The Scots Pine forests were cleared around this time, due to human influence, and the growth of the blanket bog began where the forests had once been. However, their roots were preserved in the anaerobic acidic substrate.
To this day, the remains of those pine trees, known as bog deal, turn up in those western blanket bogs when they are being cut for turf.
Recent News about Scots Pine in Ireland
Research by botanists from Trinity College Dublin in recent years suggests that the original native Scots pine has been thriving in County Clare for thousands of years and never quite vanished from Ireland.

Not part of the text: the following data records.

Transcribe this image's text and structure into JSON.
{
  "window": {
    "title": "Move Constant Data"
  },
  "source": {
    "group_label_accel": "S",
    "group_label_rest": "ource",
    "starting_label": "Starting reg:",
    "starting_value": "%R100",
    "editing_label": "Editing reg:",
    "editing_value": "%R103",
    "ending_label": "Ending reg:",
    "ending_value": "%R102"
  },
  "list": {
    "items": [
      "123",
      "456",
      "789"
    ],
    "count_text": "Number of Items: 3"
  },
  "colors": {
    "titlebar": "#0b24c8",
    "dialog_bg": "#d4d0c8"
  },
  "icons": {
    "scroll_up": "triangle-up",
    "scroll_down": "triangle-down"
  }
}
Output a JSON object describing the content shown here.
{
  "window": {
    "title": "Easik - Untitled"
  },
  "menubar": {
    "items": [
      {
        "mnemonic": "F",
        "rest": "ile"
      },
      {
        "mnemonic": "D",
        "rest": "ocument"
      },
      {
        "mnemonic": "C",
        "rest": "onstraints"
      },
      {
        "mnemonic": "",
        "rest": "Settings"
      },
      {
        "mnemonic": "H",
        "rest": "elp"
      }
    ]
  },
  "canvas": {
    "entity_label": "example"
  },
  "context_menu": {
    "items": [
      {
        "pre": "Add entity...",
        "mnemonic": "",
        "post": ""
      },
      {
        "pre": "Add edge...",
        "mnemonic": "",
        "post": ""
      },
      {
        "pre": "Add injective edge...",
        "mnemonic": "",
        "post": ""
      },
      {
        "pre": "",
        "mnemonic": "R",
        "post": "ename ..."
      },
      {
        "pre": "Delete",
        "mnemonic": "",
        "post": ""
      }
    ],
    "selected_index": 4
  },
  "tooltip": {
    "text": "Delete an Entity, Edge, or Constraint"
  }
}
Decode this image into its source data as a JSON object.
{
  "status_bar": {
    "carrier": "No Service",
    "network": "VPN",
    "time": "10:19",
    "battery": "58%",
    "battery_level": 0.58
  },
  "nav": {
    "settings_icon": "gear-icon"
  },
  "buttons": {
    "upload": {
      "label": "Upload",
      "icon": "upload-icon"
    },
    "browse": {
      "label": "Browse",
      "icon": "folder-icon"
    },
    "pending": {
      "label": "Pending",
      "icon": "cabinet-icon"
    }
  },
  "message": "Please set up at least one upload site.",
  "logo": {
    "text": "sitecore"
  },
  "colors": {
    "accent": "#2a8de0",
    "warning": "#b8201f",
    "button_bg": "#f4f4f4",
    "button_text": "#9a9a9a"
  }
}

Scots pine was one of the first trees to colonise Ireland after the ice sheets of the last glaciation finally melted,
some 12,000 years ago. Despite its initial abundance, it gradually declined and disappeared from
most parts of the country about 4,000 years ago. This widespread former abundance of pine is
clearly evident from the pine stumps often exposed through turf cutting.
Scots pine lingered on in a few locations for a further 2,000 years, but was presumed to have disappeared
completely until it was reintroduced from Scotland in the 17th century through planting.
However, a research team led by Professor Fraser Mitchell, of the Quaternary Ecology department at
Trinity’s School of Natural Sciences has indicated that the tree never died out in Co. Clare.
“We analysed pollen grains preserved in lake sediments to look into the natural history of this species, and those grains revealed its continual presence over the years at a location in east Clare”.